The redshirt freshman earned the starting quarterback job and made his first start against archrival New Hampshire.
Playing in front of 15,854 at Wildcat Stadium in Durham, New Hampshire, he turned in a solid performance, completing 23 of 44 passes for 239 yards and tossing three touchdown passes in a 24-23 loss. He was also intercepted twice, the second coming with 25 seconds left.
Ferguson finished the season completing 54.6 percent of his passes (171 of 313) for 2,064 yards. He threw 16 TD passes and was picked off 11 times.
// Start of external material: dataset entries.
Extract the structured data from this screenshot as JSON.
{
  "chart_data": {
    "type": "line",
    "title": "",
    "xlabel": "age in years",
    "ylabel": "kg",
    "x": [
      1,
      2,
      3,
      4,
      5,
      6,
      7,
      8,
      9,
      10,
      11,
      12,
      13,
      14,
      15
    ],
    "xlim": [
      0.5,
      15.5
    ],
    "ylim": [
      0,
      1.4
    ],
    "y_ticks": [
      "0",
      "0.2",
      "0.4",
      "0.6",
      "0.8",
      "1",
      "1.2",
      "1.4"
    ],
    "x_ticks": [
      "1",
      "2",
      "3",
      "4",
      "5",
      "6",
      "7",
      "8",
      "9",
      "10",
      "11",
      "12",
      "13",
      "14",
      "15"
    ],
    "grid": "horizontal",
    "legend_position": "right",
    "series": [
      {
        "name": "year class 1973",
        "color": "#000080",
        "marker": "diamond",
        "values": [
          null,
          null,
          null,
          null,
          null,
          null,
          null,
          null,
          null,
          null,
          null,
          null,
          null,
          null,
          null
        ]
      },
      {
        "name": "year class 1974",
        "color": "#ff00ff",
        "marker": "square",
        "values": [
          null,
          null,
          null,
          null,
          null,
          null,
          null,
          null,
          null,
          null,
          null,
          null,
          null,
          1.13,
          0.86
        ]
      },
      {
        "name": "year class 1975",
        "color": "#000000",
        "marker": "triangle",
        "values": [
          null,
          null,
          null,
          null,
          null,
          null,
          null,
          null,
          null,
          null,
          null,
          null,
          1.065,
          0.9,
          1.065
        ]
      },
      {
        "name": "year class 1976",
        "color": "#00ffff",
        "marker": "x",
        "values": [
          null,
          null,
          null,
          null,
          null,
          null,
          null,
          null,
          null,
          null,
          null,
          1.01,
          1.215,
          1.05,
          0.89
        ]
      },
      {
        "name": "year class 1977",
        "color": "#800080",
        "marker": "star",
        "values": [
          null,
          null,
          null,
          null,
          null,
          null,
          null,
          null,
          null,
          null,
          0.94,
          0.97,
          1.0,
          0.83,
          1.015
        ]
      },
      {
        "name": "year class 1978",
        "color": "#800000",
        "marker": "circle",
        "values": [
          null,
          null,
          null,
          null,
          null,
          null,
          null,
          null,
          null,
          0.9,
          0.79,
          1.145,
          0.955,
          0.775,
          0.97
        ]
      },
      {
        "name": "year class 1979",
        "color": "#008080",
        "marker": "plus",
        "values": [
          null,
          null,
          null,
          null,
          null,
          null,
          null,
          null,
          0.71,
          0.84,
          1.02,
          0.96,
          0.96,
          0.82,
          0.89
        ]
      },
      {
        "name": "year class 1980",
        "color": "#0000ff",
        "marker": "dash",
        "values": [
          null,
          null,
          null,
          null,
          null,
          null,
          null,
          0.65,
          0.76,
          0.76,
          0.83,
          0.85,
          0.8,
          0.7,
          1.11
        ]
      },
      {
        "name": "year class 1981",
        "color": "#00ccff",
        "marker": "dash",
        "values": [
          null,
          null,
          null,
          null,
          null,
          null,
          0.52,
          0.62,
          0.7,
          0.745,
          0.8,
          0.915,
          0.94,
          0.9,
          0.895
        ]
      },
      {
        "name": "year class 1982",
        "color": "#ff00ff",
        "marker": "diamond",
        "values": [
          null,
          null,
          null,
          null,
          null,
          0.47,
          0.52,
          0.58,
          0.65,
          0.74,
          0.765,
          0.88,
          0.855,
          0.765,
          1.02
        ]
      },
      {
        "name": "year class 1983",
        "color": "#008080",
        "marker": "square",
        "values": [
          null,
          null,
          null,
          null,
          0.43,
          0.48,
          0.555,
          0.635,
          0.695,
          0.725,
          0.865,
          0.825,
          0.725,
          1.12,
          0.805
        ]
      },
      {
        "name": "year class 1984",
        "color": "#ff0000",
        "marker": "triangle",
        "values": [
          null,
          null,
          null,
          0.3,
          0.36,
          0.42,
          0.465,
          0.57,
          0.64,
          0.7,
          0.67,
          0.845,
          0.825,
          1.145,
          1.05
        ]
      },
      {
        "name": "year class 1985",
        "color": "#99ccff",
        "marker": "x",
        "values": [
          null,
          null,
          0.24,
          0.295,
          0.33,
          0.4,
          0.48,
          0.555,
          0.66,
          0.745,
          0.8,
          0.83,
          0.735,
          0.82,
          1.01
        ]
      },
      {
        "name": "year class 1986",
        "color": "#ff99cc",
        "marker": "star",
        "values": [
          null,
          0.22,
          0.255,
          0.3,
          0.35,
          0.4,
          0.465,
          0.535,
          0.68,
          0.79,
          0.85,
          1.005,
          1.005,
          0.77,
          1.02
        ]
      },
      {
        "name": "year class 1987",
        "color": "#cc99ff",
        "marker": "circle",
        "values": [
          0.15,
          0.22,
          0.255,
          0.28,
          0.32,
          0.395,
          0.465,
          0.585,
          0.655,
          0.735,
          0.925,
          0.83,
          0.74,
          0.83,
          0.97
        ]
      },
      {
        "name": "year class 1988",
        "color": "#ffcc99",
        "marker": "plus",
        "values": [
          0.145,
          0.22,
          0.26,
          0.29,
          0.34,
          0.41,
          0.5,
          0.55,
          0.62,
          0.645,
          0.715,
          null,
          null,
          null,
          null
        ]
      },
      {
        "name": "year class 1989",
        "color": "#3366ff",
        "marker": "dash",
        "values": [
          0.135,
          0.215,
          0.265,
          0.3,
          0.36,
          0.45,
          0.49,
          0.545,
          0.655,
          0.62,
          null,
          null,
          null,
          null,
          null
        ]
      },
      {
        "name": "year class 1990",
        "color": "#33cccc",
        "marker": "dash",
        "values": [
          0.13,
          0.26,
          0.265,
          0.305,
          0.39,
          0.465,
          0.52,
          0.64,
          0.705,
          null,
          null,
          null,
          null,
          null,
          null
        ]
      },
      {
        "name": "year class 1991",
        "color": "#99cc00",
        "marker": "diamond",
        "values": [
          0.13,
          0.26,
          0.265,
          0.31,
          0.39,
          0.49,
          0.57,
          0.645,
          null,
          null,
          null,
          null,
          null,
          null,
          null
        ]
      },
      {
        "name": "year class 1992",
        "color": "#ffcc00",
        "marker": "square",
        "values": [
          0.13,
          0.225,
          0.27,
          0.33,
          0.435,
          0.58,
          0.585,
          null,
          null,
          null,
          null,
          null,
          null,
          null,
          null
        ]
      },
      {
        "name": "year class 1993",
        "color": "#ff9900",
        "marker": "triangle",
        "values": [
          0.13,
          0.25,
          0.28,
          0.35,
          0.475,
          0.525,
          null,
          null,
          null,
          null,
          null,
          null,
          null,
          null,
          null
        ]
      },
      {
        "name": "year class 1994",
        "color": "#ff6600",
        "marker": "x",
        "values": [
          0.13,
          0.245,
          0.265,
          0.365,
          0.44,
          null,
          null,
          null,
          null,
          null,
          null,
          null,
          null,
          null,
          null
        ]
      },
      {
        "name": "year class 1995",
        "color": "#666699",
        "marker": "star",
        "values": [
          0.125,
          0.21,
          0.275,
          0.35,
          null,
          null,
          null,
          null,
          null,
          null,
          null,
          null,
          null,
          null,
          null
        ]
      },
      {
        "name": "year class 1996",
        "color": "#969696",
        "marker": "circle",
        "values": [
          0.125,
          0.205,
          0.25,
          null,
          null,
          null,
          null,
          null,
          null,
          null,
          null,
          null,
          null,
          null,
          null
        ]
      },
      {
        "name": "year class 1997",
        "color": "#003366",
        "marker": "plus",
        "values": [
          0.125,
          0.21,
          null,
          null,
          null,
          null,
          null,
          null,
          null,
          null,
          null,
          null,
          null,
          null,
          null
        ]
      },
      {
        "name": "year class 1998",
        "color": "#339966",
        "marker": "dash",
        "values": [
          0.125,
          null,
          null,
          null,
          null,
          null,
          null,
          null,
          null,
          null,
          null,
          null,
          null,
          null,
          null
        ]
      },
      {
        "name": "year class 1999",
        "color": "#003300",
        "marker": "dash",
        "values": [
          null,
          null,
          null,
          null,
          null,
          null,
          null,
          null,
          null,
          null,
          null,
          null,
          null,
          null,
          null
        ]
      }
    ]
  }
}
UMaine finished fifth in passing offense among the 12 Colonial Athletic Association schools at 214.2 yards per game ranked third in total offense (388.4 ypg).
With a year under his belt, expectations are even higher for the 6-foot-3, 215-pound native of Fort Washington, Pennsylvania, as the Black Bears prepare for Thursday night’s opener against nationally ranked New Hampshire on Morse Field in Alfond Stadium.
Ferguson said he is ready to take the next step.
“We talk about that a lot, handling everything, handling situations. The fourth quarter … we’ve got to be on point; we have to execute,” Ferguson said.
UMaine was outscored 58-13 in the fourth quarter of its six losses.
“You learn from it. Those are experiences you need, and you’re going to go through. If you take them and learn from them, figure out what went wrong and change it, that’s important,” Ferguson said.
Head coach Joe Harasymiak and offensive coordinator Nick Charlton have observed an improved and stronger Ferguson.
“He has more confidence. That’s a big thing,” Harasymiak said. “And another key thing is the confidence his teammates have in him. They believe in him.”
“ I’m going to go out and play and let my abilities take over, kind of go on autopilot,” Ferguson said. “All the preparation I’ve put in will show through.”
Charlton said Ferguson has a “better understanding of the offense. He is reacting [better] to different things. He has really improved.”
One area of preparation has been his footwork, and Ferguson feels he is getting quicker and should be able to be more elusive in the pocket — although he was sacked a league-low 19 times a year ago.
“We have a pro spread style of offense, so I’m not involved [in running the ball]. But being able to scramble and make plays on the run when stuff breaks down is important,” Ferguson said.
“Escapability is not his strength, but he has learned how to get himself a couple of extra seconds to make a throw, and he is able to adapt to different things. He sees the field better and can feel the rush better,” Harasymiak said.
“He just needs to be able to extend plays,” Charlton said.
UNH coach Sean McDonnell said Ferguson showed a “great level of maturity a year ago.”
Another valuable aid to Ferguson will be his supporting cast.
“We think we have the best wide receiving corps in the league,” Charlton said. “And [tight end/H-back] Drew [Belcher] will be a weapon in the run and passing game. We’ll also do some things with our backs coming out of the backfield. He’ll have a lot of guys to throw to.”
Ferguson has an inexperienced offensive line but has been impressed with that unit.
“They’re so dedicated. They work hard and that’s all you can ask for. They’re all going to be good players,” Ferguson said.